Florida Sen. Marco Rubio, delivering the Republican response, urged Obama to “abandon his obsession with raising taxes” and said the president had shifted the nation away from free-market economic principles that had helped middle-class families achieve prosperity.

“Presidents in both parties – from John F. Kennedy to Ronald Reagan – have known that our free-enterprise economy is the source of our middle-class prosperity. But President Obama? He believes it’s the cause of our problems,” Rubio said.

Kentucky Sen. Rand Paul, in a separate tea party response, said both parties had failed voters by driving up trillion-dollar deficits. “Washington acts in a way that your family never could — they spend money they do not have, they borrow from future generations, and then they blame each other for never fixing the problem,” Paul said in written remarks.

Rubio appeared to wipe away sweat during his rebuttal from the Speaker’s conference room in the U.S. Capitol. At one point, he reached out with his left hand and took a small swig from a Poland Spring water bottle. As the incident generated heavy attention on Twitter, Rubio later tweeted a photo of the water bottle.
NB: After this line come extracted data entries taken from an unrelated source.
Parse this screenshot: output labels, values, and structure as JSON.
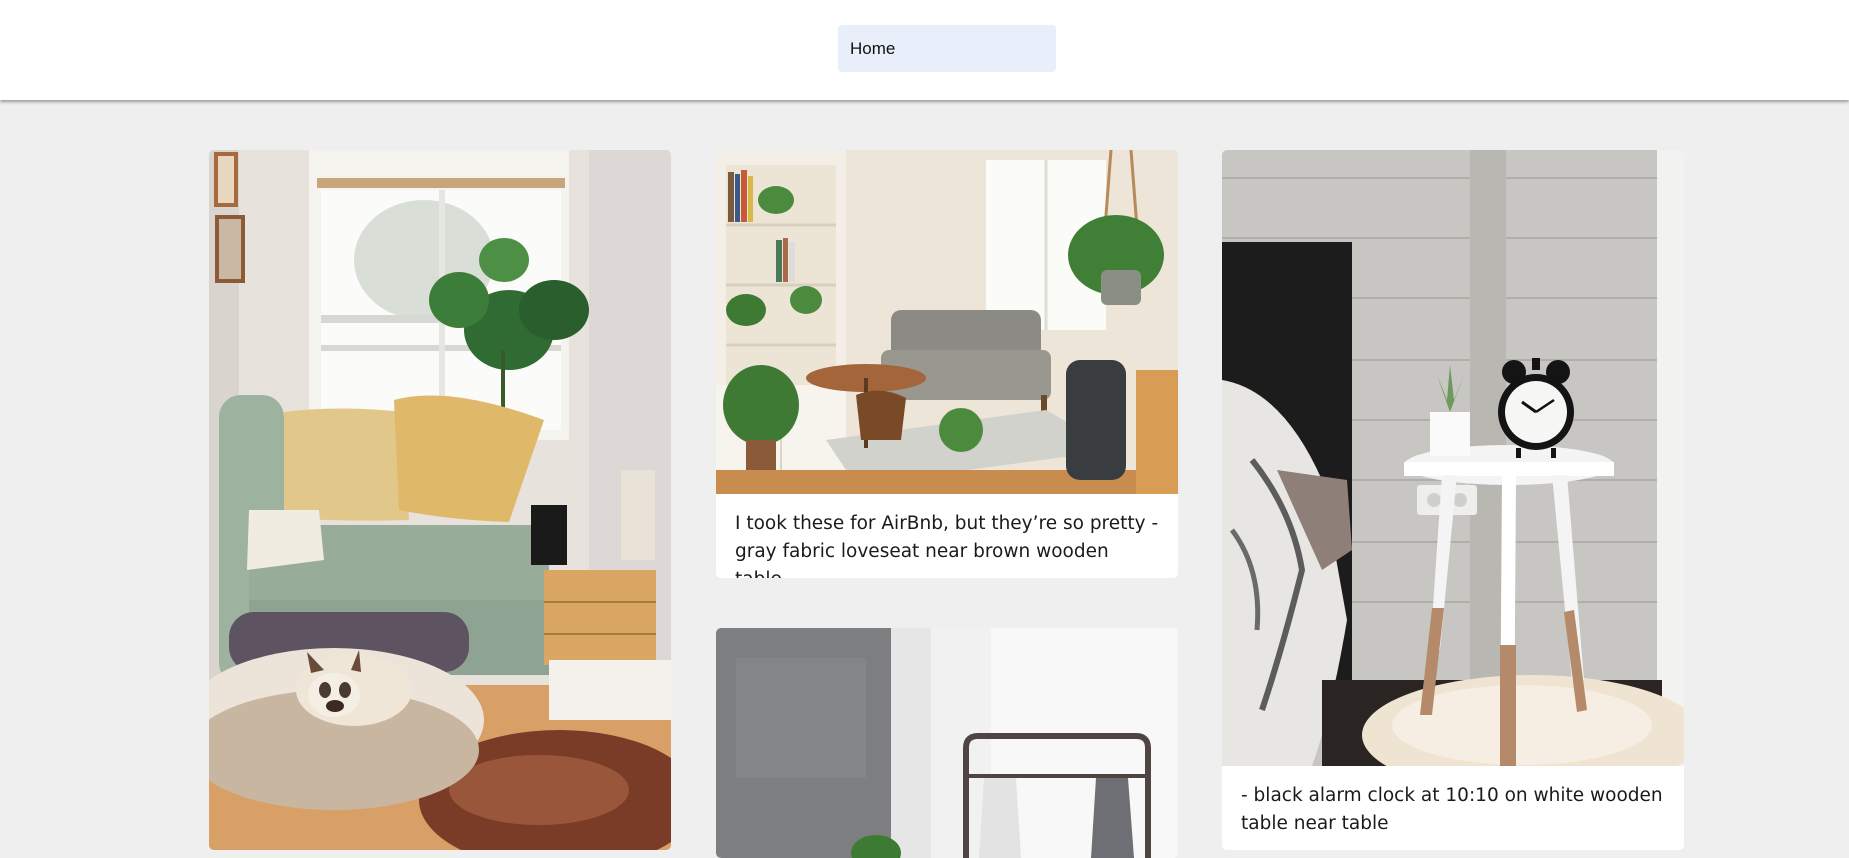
{
  "nav": {
    "selected": "Home"
  },
  "cards": [
    {
      "image_alt": "living room with green sofa, pillows, monstera plant and dog on cushion",
      "caption": ""
    },
    {
      "image_alt": "living room with bookshelf, gray loveseat and plants",
      "caption": "I took these for AirBnb, but they’re so pretty - gray fabric loveseat near brown wooden table"
    },
    {
      "image_alt": "clothing rack with hanging shirts near concrete wall",
      "caption": ""
    },
    {
      "image_alt": "black alarm clock on white wooden side table next to bed",
      "caption": "- black alarm clock at 10:10 on white wooden table near table"
    }
  ],
  "colors": {
    "page_bg": "#efefef",
    "nav_select_bg": "#e8effb",
    "card_bg": "#ffffff"
  }
}
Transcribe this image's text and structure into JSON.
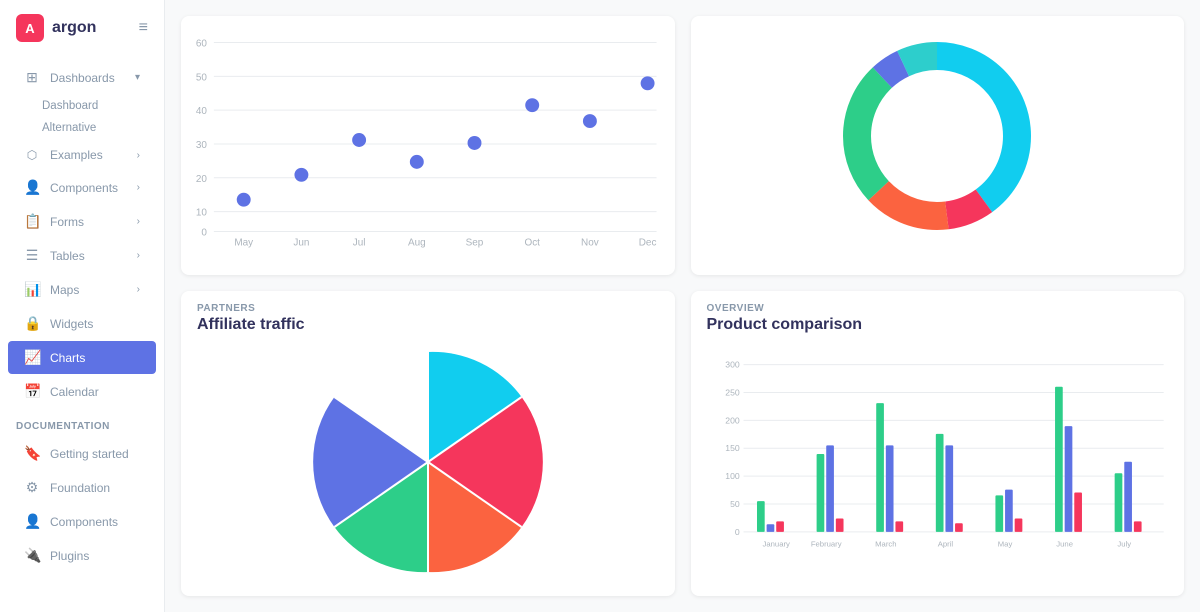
{
  "app": {
    "logo": "A",
    "name": "argon"
  },
  "sidebar": {
    "toggle_icon": "≡",
    "nav_sections": [
      {
        "items": [
          {
            "id": "dashboards",
            "label": "Dashboards",
            "icon": "⊞",
            "has_arrow": true,
            "has_children": true,
            "children": [
              {
                "label": "Dashboard"
              },
              {
                "label": "Alternative"
              }
            ]
          },
          {
            "id": "examples",
            "label": "Examples",
            "icon": "🔲",
            "has_arrow": true
          },
          {
            "id": "components",
            "label": "Components",
            "icon": "👤",
            "has_arrow": true
          },
          {
            "id": "forms",
            "label": "Forms",
            "icon": "📋",
            "has_arrow": true
          },
          {
            "id": "tables",
            "label": "Tables",
            "icon": "☰",
            "has_arrow": true
          },
          {
            "id": "maps",
            "label": "Maps",
            "icon": "📊",
            "has_arrow": true
          },
          {
            "id": "widgets",
            "label": "Widgets",
            "icon": "🔒"
          },
          {
            "id": "charts",
            "label": "Charts",
            "icon": "📅",
            "active": true
          },
          {
            "id": "calendar",
            "label": "Calendar",
            "icon": "📅"
          }
        ]
      }
    ],
    "doc_section": {
      "label": "DOCUMENTATION",
      "items": [
        {
          "id": "getting-started",
          "label": "Getting started",
          "icon": "🔖"
        },
        {
          "id": "foundation",
          "label": "Foundation",
          "icon": "⚙"
        },
        {
          "id": "doc-components",
          "label": "Components",
          "icon": "👤"
        },
        {
          "id": "plugins",
          "label": "Plugins",
          "icon": "🔌"
        }
      ]
    }
  },
  "charts": {
    "scatter": {
      "subtitle": "",
      "title": "",
      "x_labels": [
        "May",
        "Jun",
        "Jul",
        "Aug",
        "Sep",
        "Oct",
        "Nov",
        "Dec"
      ],
      "y_labels": [
        "0",
        "10",
        "20",
        "30",
        "40",
        "50",
        "60"
      ],
      "points": [
        {
          "x": 0,
          "y": 10
        },
        {
          "x": 1,
          "y": 18
        },
        {
          "x": 2,
          "y": 29
        },
        {
          "x": 3,
          "y": 22
        },
        {
          "x": 4,
          "y": 28
        },
        {
          "x": 5,
          "y": 40
        },
        {
          "x": 6,
          "y": 35
        },
        {
          "x": 7,
          "y": 47
        }
      ]
    },
    "donut": {
      "segments": [
        {
          "label": "Cyan",
          "color": "#11cdef",
          "value": 40
        },
        {
          "label": "Red",
          "color": "#f5365c",
          "value": 8
        },
        {
          "label": "Orange",
          "color": "#fb6340",
          "value": 15
        },
        {
          "label": "Green",
          "color": "#2dce89",
          "value": 25
        },
        {
          "label": "Purple",
          "color": "#5e72e4",
          "value": 5
        },
        {
          "label": "Teal",
          "color": "#2dcecc",
          "value": 7
        }
      ]
    },
    "affiliate": {
      "subtitle": "PARTNERS",
      "title": "Affiliate traffic",
      "segments": [
        {
          "label": "Cyan",
          "color": "#11cdef",
          "value": 15
        },
        {
          "label": "Red",
          "color": "#f5365c",
          "value": 25
        },
        {
          "label": "Orange",
          "color": "#fb6340",
          "value": 20
        },
        {
          "label": "Green",
          "color": "#2dce89",
          "value": 15
        },
        {
          "label": "Purple",
          "color": "#5e72e4",
          "value": 25
        }
      ]
    },
    "bar": {
      "subtitle": "OVERVIEW",
      "title": "Product comparison",
      "x_labels": [
        "January",
        "February",
        "March",
        "April",
        "May",
        "June",
        "July"
      ],
      "y_labels": [
        "0",
        "50",
        "100",
        "150",
        "200",
        "250",
        "300"
      ],
      "series": [
        {
          "color": "#2dce89",
          "values": [
            55,
            140,
            230,
            175,
            65,
            260,
            105
          ]
        },
        {
          "color": "#5e72e4",
          "values": [
            15,
            155,
            155,
            155,
            75,
            190,
            125
          ]
        },
        {
          "color": "#f5365c",
          "values": [
            20,
            25,
            20,
            15,
            25,
            70,
            20
          ]
        }
      ]
    }
  }
}
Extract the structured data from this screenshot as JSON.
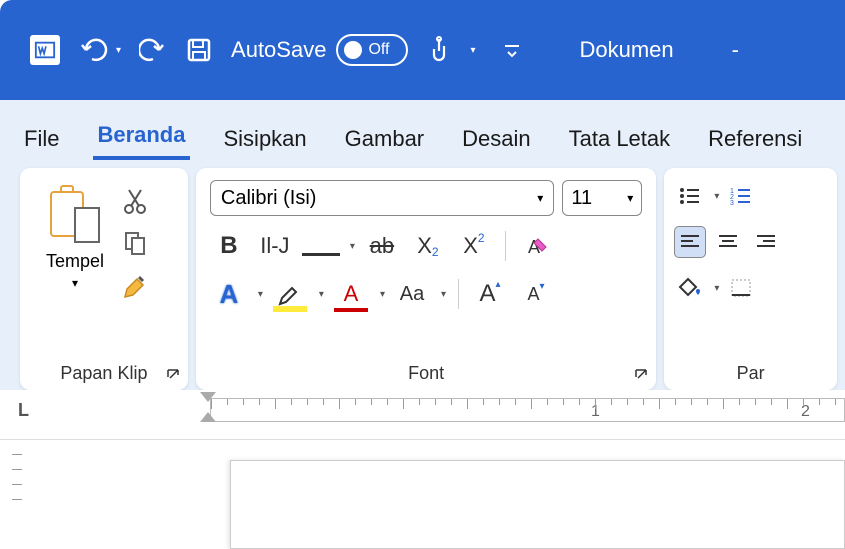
{
  "titlebar": {
    "autosave_label": "AutoSave",
    "autosave_state": "Off",
    "doc_name": "Dokumen",
    "dash": "-"
  },
  "tabs": {
    "file": "File",
    "beranda": "Beranda",
    "sisipkan": "Sisipkan",
    "gambar": "Gambar",
    "desain": "Desain",
    "tataletak": "Tata Letak",
    "referensi": "Referensi"
  },
  "clipboard": {
    "paste_label": "Tempel",
    "group_label": "Papan Klip"
  },
  "font": {
    "name": "Calibri (Isi)",
    "size": "11",
    "group_label": "Font",
    "bold": "B",
    "italic_alt": "Il-J",
    "strike": "ab",
    "sub_x": "X",
    "sub_2": "2",
    "sup_x": "X",
    "sup_2": "2",
    "effect": "A",
    "highlight": "A",
    "color": "A",
    "case": "Aa",
    "grow": "A",
    "shrink": "A"
  },
  "paragraph": {
    "group_label": "Par"
  },
  "ruler": {
    "n1": "1",
    "n2": "2"
  }
}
Republicans sought to characterize Obama as overly reliant on government, even as the president made his case to the nation that he could generate new jobs without raising the federal deficit. Defending his policies against GOP critics, Obama said the nation needed a “smarter government” instead of a bigger one and pledged to increase federal spending to fix roads and bridges and boost the minimum wage.